Squamish Nation members will vote Dec. 10 on whether to let Westbank Corp. build a massive, multi-tower development around the south end of the Burrard Bridge that could generate as much as $12.7 billion in cashflow.
Last April, theBreaker.news was first to report that the North Vancouver-headquartered band inked a 50-50 partnership with Ian Gillespie’s company, which is famous for building luxury downtown towers, like the Shaw Tower, Fairmont Pacific Rim, Shangri-La and Telus Garden, and marketing condos in Hong Kong and Singapore.
Back then, the Squamish Nation said Westbank was proposing 3,000 units on the 11-acre Senakw reserve, which it regained in a 2002 court settlement. But the new plan foresees up to 6,000 units in as many as 11 buildings. By comparison, Westbank’s redevelopment of Oakridge mall is for 2,600 units in 10 buildings.

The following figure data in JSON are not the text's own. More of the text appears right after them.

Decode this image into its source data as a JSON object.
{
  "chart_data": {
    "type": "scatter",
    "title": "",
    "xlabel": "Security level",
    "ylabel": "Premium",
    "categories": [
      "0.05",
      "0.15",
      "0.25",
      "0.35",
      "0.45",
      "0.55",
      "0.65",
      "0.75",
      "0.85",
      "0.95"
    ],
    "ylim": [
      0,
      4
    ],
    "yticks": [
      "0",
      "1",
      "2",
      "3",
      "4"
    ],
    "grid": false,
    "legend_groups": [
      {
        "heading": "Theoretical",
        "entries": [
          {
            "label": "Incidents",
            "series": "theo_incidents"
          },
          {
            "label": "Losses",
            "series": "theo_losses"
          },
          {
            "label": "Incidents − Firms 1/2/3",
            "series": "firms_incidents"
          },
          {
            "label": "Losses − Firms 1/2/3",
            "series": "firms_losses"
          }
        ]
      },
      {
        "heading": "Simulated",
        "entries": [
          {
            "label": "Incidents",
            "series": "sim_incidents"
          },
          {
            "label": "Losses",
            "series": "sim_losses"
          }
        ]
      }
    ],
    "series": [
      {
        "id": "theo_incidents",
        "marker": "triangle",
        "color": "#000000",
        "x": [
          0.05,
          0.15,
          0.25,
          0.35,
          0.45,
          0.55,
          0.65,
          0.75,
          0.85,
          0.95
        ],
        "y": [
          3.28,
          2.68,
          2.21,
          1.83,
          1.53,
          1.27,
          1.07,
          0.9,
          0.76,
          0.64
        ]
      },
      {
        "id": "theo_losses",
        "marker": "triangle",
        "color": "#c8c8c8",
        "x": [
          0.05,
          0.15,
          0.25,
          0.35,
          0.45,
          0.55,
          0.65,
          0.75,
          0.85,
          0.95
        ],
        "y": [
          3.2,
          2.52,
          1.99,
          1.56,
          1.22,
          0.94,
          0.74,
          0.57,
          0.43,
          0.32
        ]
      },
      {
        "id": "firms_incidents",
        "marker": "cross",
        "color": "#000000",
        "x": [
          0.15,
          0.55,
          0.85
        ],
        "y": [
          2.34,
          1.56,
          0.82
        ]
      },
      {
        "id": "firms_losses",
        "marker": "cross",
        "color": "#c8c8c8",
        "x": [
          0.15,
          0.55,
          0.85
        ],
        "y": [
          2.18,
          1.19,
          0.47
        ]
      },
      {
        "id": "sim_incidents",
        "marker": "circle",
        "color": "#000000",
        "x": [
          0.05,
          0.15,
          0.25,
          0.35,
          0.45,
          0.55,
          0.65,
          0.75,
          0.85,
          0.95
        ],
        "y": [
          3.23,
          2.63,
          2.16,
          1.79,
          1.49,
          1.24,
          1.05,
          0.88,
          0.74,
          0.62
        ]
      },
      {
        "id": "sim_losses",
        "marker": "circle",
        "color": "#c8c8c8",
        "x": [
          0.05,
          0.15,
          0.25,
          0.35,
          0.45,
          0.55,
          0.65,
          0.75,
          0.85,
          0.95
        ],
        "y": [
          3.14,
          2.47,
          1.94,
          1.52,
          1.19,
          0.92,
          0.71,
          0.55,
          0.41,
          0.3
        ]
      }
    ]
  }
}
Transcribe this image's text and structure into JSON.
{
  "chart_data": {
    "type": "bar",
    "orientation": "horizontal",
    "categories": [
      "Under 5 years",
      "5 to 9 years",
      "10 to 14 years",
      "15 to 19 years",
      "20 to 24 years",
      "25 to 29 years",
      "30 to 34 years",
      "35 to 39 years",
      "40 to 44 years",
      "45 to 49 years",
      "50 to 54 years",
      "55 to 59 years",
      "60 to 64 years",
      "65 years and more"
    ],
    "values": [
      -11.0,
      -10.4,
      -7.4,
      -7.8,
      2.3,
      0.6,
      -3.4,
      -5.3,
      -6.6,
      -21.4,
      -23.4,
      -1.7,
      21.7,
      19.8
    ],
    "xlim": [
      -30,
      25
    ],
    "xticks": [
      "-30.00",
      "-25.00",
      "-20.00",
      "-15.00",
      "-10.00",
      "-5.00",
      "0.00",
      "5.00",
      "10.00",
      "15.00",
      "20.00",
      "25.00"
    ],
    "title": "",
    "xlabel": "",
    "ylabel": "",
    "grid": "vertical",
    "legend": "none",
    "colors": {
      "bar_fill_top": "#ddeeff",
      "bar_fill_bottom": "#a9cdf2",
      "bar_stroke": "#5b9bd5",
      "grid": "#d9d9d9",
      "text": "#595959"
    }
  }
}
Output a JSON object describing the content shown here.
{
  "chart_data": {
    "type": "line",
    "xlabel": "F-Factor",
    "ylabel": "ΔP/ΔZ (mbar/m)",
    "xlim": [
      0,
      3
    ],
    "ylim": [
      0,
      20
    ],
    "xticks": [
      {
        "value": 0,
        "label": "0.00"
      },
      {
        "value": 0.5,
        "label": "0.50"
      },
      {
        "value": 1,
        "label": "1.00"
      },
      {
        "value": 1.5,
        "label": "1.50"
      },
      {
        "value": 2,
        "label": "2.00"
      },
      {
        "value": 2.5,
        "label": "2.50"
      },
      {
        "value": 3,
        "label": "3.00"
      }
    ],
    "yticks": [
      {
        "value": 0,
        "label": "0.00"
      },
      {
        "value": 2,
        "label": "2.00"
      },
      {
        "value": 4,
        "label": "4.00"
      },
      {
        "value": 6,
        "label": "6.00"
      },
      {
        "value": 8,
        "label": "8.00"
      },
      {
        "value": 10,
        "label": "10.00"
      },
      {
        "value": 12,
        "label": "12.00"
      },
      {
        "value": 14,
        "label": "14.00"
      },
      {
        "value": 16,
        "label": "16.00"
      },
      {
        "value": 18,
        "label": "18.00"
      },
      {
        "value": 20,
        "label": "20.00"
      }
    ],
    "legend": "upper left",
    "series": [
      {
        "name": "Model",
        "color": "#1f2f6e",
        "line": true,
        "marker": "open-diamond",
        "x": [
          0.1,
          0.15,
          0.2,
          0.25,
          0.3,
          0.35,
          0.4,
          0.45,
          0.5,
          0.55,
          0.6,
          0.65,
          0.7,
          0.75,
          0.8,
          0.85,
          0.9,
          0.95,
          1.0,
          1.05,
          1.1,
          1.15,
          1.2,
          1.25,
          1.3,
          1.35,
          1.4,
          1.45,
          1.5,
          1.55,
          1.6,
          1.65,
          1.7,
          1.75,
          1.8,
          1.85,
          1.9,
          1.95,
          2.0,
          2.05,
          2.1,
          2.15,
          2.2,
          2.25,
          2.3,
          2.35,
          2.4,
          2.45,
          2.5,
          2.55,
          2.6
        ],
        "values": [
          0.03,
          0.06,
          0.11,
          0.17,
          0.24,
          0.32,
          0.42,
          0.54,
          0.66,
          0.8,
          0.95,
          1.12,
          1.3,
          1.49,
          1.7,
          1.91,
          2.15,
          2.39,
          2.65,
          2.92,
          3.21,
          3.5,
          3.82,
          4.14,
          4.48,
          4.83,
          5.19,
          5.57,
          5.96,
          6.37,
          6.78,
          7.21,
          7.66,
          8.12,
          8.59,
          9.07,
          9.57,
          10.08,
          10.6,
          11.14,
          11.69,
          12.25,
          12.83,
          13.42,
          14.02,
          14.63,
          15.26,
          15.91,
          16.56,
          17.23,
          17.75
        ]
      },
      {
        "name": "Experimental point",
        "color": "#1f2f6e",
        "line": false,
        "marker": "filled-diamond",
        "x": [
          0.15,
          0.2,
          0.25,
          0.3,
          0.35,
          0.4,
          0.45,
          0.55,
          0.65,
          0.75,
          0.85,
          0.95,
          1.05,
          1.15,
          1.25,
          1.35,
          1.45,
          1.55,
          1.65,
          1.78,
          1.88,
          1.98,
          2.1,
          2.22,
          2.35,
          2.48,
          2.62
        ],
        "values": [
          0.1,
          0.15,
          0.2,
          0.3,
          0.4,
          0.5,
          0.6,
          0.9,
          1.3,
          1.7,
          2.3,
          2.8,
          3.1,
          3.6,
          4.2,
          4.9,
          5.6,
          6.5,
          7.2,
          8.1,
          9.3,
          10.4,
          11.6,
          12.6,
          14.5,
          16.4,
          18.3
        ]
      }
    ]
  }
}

Squamish Nation has positioned the marquee development as a rental play, but an Oct. 24 information document provided to Squamish Nation members, and obtained by theBreaker.news, says up to 30% of the condos (or 1,800 units) could be for sale. (READ THE INFORMATION DOCUMENT BELOW.)
That information document foresees 15 to 20 years of construction in phases. No start date is mentioned, but it is expected that the first construction phase will begin when all legal agreements are signed and site servicing and financing are in place. Construction of the second phase may begin while the first is underway. Subsequent phases would be subject to Westbank meeting benchmarks.
“While the nation will not receive fair market rent for the Senakw land, it is expected that the nation and the nation partner will receive, over the course of the project, significant profits and other benefits, as described in this information document, that will exceed the value of fair market rent,” the document states.
Westbank is required to pay a $60 per square foot nation amenity agreement, worth up to $180 million, that could be used for Squamish Nation community services, housing or infrastructure purposes. If they agree to build below market cost housing, the amenity charge would be discounted.
Officially, the Dec. 10 vote is under the Indian Act and Indian Referendum Regulations because the Squamish Nation does not have a self-government treaty. The vote would designate three lots on Reserve No. 6, also known as Senakw, up for development and authorize business terms between the Squamish Nation and Westbank. The vote will also decide a nominal rent structure and maximum lease term up to 120 years. After the 120 years are up, the Nation would regain full use and possession of all of Senakw and all the buildings and infrastructure.
Squamish Nation hired Burgess Cawley Sullivan and Associates for a land appraisal and Ernst and Young for a financial assessment. For a 3 million square feet gross floor area, BCS estimated the fair market value of Senakw at $318.4 million (based on 100% rental) to $581.7 million (70% rental/30% strata). The Ernst and Young report estimated cashflow to range from $556.45 million to $12.7 billion, depending on the development formula. Ernst and Young was previously hired by the Squamish Nation to vet potential developers and concluded that Westbank could “generate highest and best use leasing opportunities at Senakw.” (READ THE ERNST AND YOUNG REPORT BELOW.)
“It is expected that the nation through its nation partner, will receive a greater return through the business terms proposal than if the nation were to lease Senakw for fair market rent,” said the information for band members.
Westbank would be paid a project management fee equal to 3.5% of the approved hard and soft costs of each phase. All major decisions must be approved jointly by Westbank and representatives of the Nation, a Nation entity or a Nation partner.
Squamish Nation has launched a password-protected website, Senakw.com and scheduled members’ information sessions in: North Vancouver (Nov. 12, 14, 20 and 28), Tukwila, Wash. (Nov. 16); Squamish (Nov. 21 and 27); Duncan (Nov. 25); and a livestream on the Squamish Nation Facebook page (Nov. 29). The development does not require City of Vancouver approval.
This is not the first attempt to develop the land. Squamish Nation politicians said in 2010 they wanted to build a tower on the west side of the bridge and mid-rise office buildings on the east side. In recent years, the band council shifted its attention to partnering with the Tsleil-Waututh and Musqueam, with major backing from the Aquilini family, to acquire a portfolio of federal and provincial properties in Burnaby, Vancouver and West Vancouver. Projects on the former RCMP land and in Jericho are in the drawing board stage.